O fanatismo é irracional, é violento, é monstruoso – esse fanatismo que já acendeu fogueiras, provocou linchamentos, deflagrou guerras “santas” e é incapaz de enxergar o outro, o ser humano e valorizar o princípio máximo ensinado pelo mestre, que essas pessoas dizem seguir: amar ao próximo como a si mesmo! Quem é o próximo, nesse caso? É a menina estuprada… ela é vítima de uma sociedade misógina, violenta contra a mulher, desde o seu nascimento, uma sociedade que perdoa estuprador e culpabiliza a vítima; que se insurge contra o aborto e sacrifica crianças que já nasceram, matando-as nas favelas (quando são negras e pobres, claro).
O espiritismo condena o aborto como interrupção de uma vida que está se dando na encarnação de um espiritismo. Entretanto, no Livro dos Espíritos, alerta-se que se deve abortar, quando a mãe está em risco de vida. Então, o princípio não é absoluto. A lei brasileira permite nesse caso o aborto e no caso de estupro e a jurisprudência também tem permitido nos casos de bebês anencéfalos.

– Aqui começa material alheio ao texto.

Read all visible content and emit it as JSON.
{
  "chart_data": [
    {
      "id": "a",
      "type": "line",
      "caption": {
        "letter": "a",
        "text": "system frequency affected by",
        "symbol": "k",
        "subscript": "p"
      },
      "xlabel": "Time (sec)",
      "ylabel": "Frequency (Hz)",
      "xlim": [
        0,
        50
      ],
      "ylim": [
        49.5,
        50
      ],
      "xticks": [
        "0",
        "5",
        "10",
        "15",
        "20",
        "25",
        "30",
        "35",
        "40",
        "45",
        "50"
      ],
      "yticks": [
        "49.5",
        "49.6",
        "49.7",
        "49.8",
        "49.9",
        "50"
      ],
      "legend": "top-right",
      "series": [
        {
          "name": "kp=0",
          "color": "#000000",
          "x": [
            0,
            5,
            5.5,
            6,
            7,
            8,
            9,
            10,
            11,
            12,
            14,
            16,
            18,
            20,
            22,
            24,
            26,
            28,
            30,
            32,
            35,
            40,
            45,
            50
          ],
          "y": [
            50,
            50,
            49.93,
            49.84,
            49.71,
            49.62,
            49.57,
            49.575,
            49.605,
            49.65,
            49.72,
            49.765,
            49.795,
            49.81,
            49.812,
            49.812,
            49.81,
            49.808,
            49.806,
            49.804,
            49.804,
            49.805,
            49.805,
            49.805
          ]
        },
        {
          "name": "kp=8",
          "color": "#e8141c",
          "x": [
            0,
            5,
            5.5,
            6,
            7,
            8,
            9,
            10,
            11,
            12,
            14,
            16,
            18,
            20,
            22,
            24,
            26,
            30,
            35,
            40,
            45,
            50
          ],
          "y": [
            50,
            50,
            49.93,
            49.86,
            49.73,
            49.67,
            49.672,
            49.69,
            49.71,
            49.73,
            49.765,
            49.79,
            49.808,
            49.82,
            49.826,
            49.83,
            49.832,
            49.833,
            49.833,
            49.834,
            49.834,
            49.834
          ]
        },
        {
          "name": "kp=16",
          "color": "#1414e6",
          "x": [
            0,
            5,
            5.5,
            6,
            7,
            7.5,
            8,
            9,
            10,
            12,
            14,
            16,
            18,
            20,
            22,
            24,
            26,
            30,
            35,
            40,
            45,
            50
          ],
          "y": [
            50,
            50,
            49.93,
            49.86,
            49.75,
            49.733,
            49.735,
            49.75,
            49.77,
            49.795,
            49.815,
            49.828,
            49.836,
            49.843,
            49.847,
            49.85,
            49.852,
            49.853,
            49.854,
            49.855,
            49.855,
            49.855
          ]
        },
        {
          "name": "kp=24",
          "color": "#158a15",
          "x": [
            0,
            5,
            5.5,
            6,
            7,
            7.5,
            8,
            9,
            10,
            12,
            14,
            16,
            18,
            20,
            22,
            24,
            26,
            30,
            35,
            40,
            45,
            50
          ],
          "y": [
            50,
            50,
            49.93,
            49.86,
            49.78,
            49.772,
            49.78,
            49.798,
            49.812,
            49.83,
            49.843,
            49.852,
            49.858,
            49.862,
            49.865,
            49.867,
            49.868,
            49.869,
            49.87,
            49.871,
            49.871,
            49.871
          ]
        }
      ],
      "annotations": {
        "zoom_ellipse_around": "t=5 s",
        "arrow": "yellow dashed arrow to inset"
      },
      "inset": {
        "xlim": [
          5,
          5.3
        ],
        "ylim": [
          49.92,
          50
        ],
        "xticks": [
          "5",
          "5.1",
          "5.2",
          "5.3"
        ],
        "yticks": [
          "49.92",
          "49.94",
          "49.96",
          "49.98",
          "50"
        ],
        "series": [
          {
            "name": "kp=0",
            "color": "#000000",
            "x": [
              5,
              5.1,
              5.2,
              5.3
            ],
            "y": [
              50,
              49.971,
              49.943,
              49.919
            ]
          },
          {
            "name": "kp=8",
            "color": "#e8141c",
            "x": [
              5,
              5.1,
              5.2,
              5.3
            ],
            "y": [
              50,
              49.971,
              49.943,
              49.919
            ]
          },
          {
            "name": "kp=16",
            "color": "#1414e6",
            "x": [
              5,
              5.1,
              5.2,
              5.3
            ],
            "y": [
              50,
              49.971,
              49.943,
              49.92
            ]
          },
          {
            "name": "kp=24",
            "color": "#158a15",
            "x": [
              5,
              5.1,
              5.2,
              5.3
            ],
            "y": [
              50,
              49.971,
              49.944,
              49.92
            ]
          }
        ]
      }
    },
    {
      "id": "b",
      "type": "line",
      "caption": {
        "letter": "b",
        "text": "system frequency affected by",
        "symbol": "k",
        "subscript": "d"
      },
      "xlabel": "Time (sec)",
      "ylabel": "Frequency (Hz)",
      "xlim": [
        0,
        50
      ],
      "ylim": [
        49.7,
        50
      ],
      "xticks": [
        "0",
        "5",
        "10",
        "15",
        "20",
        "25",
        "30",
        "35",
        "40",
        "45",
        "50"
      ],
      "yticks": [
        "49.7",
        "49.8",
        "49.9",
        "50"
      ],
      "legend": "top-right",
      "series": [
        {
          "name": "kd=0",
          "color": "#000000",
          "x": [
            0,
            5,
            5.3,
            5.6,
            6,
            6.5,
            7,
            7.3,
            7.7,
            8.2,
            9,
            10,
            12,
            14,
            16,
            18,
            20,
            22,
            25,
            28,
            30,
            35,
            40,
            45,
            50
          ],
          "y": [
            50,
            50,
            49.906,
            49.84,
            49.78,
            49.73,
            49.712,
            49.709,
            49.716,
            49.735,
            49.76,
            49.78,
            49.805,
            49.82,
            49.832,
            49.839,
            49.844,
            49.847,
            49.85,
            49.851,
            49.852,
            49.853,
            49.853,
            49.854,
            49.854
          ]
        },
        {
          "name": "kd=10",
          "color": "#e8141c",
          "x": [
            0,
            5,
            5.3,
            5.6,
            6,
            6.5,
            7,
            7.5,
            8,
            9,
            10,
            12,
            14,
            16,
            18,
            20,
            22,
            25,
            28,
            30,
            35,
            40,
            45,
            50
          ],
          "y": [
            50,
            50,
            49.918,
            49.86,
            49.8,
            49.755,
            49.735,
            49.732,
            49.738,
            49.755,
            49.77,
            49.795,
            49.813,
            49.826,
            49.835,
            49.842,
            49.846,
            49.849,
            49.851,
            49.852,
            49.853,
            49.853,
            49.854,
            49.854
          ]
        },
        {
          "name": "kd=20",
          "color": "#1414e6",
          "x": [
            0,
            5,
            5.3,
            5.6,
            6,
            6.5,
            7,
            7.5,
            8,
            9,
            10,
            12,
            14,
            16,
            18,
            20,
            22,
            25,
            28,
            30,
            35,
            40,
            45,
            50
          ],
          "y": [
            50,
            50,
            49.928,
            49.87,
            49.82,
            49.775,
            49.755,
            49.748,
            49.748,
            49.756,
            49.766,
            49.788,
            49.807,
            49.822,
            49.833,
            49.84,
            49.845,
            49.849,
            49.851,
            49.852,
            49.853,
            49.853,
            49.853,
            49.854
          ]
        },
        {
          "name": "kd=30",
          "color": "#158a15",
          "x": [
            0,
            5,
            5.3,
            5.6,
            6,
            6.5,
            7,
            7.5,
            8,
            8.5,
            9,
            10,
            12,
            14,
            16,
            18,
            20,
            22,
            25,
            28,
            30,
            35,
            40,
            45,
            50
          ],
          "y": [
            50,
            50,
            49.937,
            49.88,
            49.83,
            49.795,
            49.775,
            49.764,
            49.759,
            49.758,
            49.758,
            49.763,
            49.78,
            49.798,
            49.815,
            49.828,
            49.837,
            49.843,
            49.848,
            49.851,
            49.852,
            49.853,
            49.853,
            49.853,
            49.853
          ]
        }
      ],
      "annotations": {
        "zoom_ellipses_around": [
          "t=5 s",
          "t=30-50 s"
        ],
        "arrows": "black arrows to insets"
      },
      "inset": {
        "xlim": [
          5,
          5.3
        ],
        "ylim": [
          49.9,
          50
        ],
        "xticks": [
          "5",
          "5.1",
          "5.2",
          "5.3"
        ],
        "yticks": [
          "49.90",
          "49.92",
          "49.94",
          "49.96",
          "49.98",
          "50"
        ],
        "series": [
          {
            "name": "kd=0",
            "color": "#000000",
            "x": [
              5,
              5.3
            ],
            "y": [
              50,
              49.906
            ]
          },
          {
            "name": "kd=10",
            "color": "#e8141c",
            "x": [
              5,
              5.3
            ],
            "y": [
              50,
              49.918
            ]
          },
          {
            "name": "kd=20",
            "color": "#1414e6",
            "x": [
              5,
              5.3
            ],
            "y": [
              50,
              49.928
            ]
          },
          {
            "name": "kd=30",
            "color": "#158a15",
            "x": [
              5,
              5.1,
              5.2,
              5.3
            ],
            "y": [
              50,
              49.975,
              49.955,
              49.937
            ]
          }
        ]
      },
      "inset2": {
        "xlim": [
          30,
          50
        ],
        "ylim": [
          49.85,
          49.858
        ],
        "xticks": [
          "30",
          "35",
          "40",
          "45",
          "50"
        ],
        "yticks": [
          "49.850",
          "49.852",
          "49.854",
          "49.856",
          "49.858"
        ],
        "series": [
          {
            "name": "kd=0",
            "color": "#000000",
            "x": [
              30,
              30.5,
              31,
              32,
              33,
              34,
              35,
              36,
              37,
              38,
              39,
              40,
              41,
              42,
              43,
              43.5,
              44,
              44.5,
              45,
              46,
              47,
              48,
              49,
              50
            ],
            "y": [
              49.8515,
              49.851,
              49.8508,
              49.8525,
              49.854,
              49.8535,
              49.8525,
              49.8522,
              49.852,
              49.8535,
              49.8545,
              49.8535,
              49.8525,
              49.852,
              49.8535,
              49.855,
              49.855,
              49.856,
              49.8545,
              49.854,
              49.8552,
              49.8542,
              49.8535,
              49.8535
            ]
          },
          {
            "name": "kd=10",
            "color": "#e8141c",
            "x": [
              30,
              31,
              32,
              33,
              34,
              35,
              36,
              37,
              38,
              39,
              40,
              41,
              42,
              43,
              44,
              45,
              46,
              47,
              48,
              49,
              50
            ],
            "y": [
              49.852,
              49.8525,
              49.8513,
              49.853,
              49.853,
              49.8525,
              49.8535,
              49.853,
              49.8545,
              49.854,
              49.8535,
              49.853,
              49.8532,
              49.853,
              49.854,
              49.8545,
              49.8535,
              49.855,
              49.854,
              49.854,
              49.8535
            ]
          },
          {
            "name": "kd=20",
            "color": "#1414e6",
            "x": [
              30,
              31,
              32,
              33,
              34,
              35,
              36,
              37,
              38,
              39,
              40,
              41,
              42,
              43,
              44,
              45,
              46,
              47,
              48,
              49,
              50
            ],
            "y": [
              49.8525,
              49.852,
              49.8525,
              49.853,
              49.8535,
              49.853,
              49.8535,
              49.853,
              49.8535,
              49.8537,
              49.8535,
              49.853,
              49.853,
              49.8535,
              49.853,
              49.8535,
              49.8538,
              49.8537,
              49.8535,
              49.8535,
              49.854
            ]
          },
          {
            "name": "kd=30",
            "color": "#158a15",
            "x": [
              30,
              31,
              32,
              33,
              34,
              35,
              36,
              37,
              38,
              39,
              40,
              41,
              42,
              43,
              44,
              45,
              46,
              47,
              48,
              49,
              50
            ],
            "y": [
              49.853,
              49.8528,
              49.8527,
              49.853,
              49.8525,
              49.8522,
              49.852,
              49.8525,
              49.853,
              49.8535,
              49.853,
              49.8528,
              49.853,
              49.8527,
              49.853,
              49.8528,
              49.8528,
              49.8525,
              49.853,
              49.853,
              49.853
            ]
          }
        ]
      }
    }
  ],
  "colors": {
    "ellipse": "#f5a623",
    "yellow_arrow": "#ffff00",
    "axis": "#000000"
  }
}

Entretanto, devemos alertar para o seguinte, assim como em outras tradições espirituais, há também os fanáticos antiabortistas espíritas, que consideram crime qualquer aborto e que defendem que a mulher continue sendo criminalizada por isso. E nesse (des)raciocínio, podem esses fanáticos espíritas invocar a chamada lei do carma para essa criança estuprada. Como se Deus ou qualquer lei do universo pudesse ensejar ou permitir um crime dessa natureza – um homem estuprar durante 4 anos uma criança indefesa. Quem faz isso está infringindo qualquer lei humana ou divina e a vítima não deveria passar por isso por qualquer lei humana ou divina. É um crime que é fruto de uma sociedade milenarmente patriarcal e violenta. Nada pode justificar tal ato.
Mas há os espíritas progressistas, que embora, por uma questão de entenderem a importância do processo da encarnação, possam ser pessoalmente contrários à prática do aborto, nem por isso serão a favor de que a mulher seja criminalizada por isso.
Nesse caso, entretanto, o da menina estuprada, qualquer impedimento ao seu justo desejo de se livrar de um feto que foi consequência de uma violência inominável e de um trauma de que ela provavelmente jamais vai se libertar completamente na vida, não pode ser objeto de qualquer dúvida. Nem para espíritas, nem para católicos, nem para evangélicos, nem para ateus. Trata-se de um ato de humanidade. Que essa menina seja acolhida, tratada terapeuticamente e que possa sobreviver com um mínimo de sanidade a toda essa violência sofrida.